The first time I prayed the Rosary, it was a mistake. Well, not a mistake, but it wasn’t entirely intentional.

I had been on a walking pilgrimage, with the British Pilgrimage Trust. One of the people I met, walked with – and at the end, at Westminster Abbey, prayed with – was a friendly woman who told me she worked at St Patrick’s Roman Catholic Church in Soho Square.

And one lunchtime I was doing work nearby, so I popped in. She recognised me, seemed very pleased to see me, but said, “We’re about to start the Rosary. Would you like to join us?” This, by the way, was before I started going to church regularly at Hampstead, or indeed anywhere.

As you can guess, from the fact that I went on that pilgrimage, I was curious – but joining the Rosary suddenly plunged me into anxiety. It promised to be yet another of those things that people do in church that cause me to wonder if I will ever know what’s going on, and how to do it. What if I do it wrong? Will somebody be offended? But on balance I thought it was worth the risk.

I followed Lucy into the church and kneeled beside her, and did very little else for the next however long because I didn’t know what I was doing. There seemed to be quite a lot of repetition. But it was restful. I enjoyed it.

Fast forward a few months, and I was by now popping into church quite regularly, including for Morning Prayers and Evening Prayers. One day Ayla (curate at Hampstead Parish Church until last year) said that she was doing a Rosary group on Thursday mornings. I was pleased, and slightly surprised. I had no idea that Anglicans pray the Rosary. Surely it was too “high” – like trying to pray from the top of the steeple? Apparently not.

I joined the (then live, in person, Zoomless) group, and quickly got into the rhythm of it. Once again, I found the repetition helped me to ground myself in a prayerful way. And the rotating cycle of Mysteries provided a different contemplation each time.

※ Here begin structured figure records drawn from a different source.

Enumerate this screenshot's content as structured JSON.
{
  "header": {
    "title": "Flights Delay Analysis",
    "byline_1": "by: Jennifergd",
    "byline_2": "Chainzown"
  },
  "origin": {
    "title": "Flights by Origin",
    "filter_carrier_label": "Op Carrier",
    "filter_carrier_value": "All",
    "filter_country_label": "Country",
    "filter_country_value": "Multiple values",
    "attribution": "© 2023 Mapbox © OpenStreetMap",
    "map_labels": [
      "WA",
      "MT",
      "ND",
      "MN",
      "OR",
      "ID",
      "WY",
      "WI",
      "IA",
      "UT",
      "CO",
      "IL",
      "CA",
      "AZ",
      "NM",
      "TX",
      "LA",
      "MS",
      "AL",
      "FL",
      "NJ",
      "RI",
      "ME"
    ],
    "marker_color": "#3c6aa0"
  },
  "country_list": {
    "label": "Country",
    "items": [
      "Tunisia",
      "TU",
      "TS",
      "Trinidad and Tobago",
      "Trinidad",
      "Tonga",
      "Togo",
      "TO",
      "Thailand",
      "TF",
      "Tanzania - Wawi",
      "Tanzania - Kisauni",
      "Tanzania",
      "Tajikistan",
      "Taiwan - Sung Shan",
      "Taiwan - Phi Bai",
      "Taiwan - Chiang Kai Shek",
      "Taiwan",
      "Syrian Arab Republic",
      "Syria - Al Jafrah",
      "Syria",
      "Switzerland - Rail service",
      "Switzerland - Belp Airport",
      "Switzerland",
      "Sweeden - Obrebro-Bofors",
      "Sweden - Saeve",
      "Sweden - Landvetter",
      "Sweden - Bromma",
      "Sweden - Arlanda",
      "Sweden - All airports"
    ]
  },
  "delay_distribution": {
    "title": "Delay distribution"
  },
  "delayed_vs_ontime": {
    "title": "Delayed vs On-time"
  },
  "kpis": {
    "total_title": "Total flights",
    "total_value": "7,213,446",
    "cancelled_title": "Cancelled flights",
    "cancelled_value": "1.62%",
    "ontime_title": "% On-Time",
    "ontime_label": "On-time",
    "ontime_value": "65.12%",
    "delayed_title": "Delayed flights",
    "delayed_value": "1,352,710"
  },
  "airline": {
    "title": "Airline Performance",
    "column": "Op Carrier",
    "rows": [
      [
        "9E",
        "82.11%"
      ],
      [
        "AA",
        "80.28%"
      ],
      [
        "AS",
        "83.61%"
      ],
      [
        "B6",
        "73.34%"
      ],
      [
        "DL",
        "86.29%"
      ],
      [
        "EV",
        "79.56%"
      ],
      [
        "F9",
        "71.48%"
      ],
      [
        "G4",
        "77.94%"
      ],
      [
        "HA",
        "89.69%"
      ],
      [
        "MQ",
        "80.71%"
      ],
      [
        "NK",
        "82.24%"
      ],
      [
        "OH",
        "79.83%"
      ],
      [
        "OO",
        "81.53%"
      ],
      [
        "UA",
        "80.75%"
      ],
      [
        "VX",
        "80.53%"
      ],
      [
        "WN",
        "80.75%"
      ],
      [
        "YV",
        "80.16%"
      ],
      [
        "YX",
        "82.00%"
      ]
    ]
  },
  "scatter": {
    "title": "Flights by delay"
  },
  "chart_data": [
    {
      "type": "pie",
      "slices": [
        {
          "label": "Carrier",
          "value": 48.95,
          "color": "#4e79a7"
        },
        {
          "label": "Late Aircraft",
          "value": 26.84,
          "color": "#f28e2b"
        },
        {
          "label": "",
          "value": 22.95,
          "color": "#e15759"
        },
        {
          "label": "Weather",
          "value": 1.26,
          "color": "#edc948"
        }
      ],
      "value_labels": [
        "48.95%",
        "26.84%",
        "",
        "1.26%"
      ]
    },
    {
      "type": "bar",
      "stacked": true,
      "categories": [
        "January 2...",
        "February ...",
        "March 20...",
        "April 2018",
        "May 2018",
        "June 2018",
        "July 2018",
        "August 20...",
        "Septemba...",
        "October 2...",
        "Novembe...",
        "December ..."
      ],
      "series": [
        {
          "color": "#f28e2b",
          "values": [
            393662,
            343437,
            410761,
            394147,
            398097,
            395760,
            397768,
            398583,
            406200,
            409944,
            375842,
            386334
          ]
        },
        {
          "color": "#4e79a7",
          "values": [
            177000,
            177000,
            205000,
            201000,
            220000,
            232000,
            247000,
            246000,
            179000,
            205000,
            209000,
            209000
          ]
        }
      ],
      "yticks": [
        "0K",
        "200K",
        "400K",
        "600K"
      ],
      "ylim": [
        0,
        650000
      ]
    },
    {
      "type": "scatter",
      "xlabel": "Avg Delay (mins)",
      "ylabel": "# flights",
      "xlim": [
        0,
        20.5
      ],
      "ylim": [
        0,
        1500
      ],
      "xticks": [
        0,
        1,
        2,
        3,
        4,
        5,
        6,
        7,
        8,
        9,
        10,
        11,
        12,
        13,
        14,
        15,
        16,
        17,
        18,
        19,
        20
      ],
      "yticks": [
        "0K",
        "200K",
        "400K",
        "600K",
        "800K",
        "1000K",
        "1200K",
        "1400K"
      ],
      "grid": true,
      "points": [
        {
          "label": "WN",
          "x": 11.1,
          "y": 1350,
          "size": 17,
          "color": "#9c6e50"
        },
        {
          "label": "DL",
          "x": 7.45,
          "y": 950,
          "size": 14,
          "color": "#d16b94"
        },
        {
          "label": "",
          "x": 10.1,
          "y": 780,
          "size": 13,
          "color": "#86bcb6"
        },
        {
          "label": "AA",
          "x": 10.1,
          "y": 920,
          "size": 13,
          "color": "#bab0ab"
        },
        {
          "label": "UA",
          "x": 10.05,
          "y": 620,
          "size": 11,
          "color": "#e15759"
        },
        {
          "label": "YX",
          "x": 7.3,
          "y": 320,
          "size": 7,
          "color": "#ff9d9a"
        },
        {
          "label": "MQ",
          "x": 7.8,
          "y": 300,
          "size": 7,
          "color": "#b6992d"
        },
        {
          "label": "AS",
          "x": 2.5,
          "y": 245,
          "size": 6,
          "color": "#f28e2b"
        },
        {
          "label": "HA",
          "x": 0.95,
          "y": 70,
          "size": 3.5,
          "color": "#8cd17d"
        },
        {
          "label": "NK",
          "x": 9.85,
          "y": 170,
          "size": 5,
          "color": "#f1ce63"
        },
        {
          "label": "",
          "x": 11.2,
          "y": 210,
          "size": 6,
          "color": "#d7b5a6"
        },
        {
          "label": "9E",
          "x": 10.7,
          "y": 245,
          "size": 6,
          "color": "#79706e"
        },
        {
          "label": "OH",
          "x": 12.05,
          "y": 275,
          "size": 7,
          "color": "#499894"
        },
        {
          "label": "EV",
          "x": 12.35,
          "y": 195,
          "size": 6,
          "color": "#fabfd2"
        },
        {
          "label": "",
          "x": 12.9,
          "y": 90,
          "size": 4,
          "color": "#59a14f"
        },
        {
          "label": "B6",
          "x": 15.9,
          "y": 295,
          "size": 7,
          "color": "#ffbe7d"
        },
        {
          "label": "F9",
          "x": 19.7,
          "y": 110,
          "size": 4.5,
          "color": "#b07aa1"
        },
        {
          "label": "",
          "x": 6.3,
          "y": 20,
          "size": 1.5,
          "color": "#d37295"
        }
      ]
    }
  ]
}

Cycle? There are four sets of Mysteries: Joyful, comprising the early life of Jesus; Luminous (His ministry); Sorrowful (you can guess); and Glorious (the Resurrection and beyond).

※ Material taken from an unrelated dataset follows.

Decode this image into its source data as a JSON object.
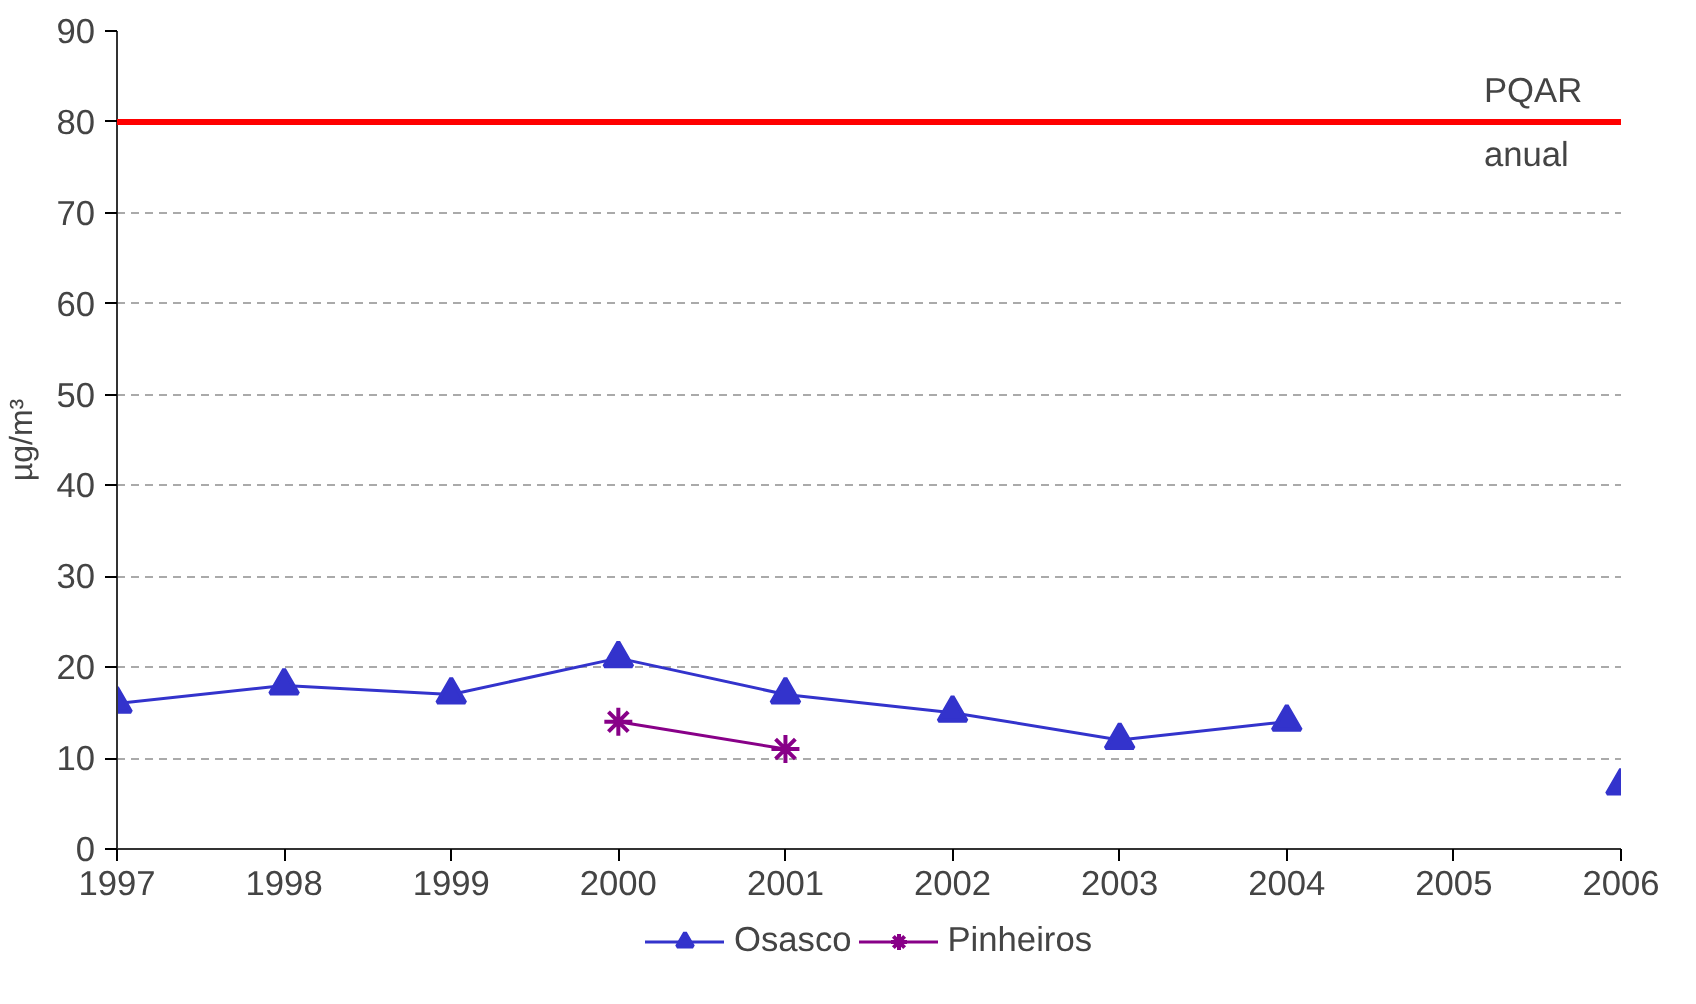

When Covid came, our small but perfectly formed group transitioned quickly into Zoom. Then Ayla left, and we have had to lead ourselves. It’s been my privilege to do that fairly often.

When Sheena G. asked me to write this (for the Church Chat section of the Hampstead Parish Church website), I felt surprisingly daunted. I’m not a theologian. I can’t make a robust intellectual argument in favour of praying the Rosary. Happily, I realise I don’t need to. You can find that kind of thing elsewhere, I’m sure.

(Have you met the Internet?)

What I can assure you is that I continue to find it extremely helpful in creating a prayerful space, and have missed very few weeks. Others in the group would say the same. To be honest, I quite like the small size of our group just as it is, but at the same time I would be ecstatic if, by writing this, I were able to persuade you to join us.

We meet on Thursday mornings, every week, at 8.30, and finish at 9. Perhaps we’ll see you there.